Бентон видел давние фотографии Марино в полицейской форме, когда тот еще служил в Нью-Йорке. Он был широкоплечим, симпатичным парнем, настоящим жеребцом, пока не махнул на себя рукой, потерял форму, бросил следить за собой, словно возненавидел свое тело и мечтал от него избавиться.
Бентон поднимается со скамьи, и они бредут к мосту.
— О, — виновато улыбается Марино, — совсем забыл, ты же у нас гей. Наверное, мне надо поосторожнее со всякими там борцами-лесбиянками, а? Только попробуй взять меня за руку, и я снесу тебе башку.

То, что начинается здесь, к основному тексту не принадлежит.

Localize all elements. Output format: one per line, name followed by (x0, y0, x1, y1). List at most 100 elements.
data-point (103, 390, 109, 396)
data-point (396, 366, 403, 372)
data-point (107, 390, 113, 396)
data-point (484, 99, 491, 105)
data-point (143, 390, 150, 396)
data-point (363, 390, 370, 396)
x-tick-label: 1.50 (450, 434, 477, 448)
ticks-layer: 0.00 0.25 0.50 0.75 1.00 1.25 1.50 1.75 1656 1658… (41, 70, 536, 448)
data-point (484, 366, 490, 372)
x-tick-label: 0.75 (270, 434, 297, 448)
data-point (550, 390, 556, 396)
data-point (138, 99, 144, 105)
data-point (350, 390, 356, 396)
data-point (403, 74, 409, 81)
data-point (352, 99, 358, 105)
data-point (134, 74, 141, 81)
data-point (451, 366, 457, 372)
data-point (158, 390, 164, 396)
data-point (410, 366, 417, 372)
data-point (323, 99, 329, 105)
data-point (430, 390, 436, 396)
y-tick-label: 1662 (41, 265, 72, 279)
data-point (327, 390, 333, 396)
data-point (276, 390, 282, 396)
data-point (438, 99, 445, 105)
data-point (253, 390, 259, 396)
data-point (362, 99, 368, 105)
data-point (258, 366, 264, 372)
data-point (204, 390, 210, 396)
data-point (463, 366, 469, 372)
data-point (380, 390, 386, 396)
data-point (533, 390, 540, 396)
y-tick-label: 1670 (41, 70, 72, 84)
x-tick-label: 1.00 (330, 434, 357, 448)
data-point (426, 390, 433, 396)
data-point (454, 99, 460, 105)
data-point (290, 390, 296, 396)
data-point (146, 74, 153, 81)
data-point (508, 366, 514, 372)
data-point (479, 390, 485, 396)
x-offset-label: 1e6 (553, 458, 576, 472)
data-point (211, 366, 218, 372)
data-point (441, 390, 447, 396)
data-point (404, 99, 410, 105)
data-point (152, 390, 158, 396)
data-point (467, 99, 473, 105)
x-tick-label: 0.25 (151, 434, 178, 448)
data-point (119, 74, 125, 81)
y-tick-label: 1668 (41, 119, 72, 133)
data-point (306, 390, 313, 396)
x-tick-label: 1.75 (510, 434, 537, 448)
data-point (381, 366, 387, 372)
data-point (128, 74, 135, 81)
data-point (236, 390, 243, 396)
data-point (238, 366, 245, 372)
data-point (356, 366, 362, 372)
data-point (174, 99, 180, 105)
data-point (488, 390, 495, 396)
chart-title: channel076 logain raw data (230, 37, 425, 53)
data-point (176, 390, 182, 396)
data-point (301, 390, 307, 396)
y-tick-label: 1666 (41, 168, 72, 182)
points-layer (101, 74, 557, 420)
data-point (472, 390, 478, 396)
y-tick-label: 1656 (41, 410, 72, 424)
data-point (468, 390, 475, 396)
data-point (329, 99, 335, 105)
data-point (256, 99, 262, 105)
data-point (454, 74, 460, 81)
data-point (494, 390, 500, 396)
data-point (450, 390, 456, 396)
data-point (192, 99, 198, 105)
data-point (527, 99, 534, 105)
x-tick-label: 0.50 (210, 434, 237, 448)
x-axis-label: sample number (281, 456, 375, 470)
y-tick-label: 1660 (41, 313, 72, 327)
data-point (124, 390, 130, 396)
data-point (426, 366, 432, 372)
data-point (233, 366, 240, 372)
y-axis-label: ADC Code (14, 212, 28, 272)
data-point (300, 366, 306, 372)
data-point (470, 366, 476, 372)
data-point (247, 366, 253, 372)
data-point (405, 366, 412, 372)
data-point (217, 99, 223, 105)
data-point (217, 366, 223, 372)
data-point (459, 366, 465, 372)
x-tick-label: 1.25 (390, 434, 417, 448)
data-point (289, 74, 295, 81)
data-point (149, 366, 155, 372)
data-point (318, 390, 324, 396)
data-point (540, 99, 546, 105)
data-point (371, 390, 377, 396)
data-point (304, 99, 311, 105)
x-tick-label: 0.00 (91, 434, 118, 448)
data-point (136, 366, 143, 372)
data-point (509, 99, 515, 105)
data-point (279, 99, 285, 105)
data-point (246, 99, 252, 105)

Марино всегда страдал гомофобией, но на этой стадии жизни чувствовал себя особенно подавленно. Его убеждение, что геи — извращенцы, а лесбиянок можно вылечить сексом с мужчиной раньше было непоколебимо, а теперь превратилось в сомнение. Он не знает, как относиться к людям, предпочитающим однополую любовь. И от этого его циничные неуклюжие замечания приобретают стальной отзвук. Он больше ни в чем не уверен, немногое может принять, закрыв глаза. По крайней мере, когда он свято верил в свое убеждение, у него не возникало вопросов. Раньше он жил по «Евангелию от Марино», но за последние годы превратился в агностика, в компас без магнитной стрелки. Его убеждения рушились, как карточный домик.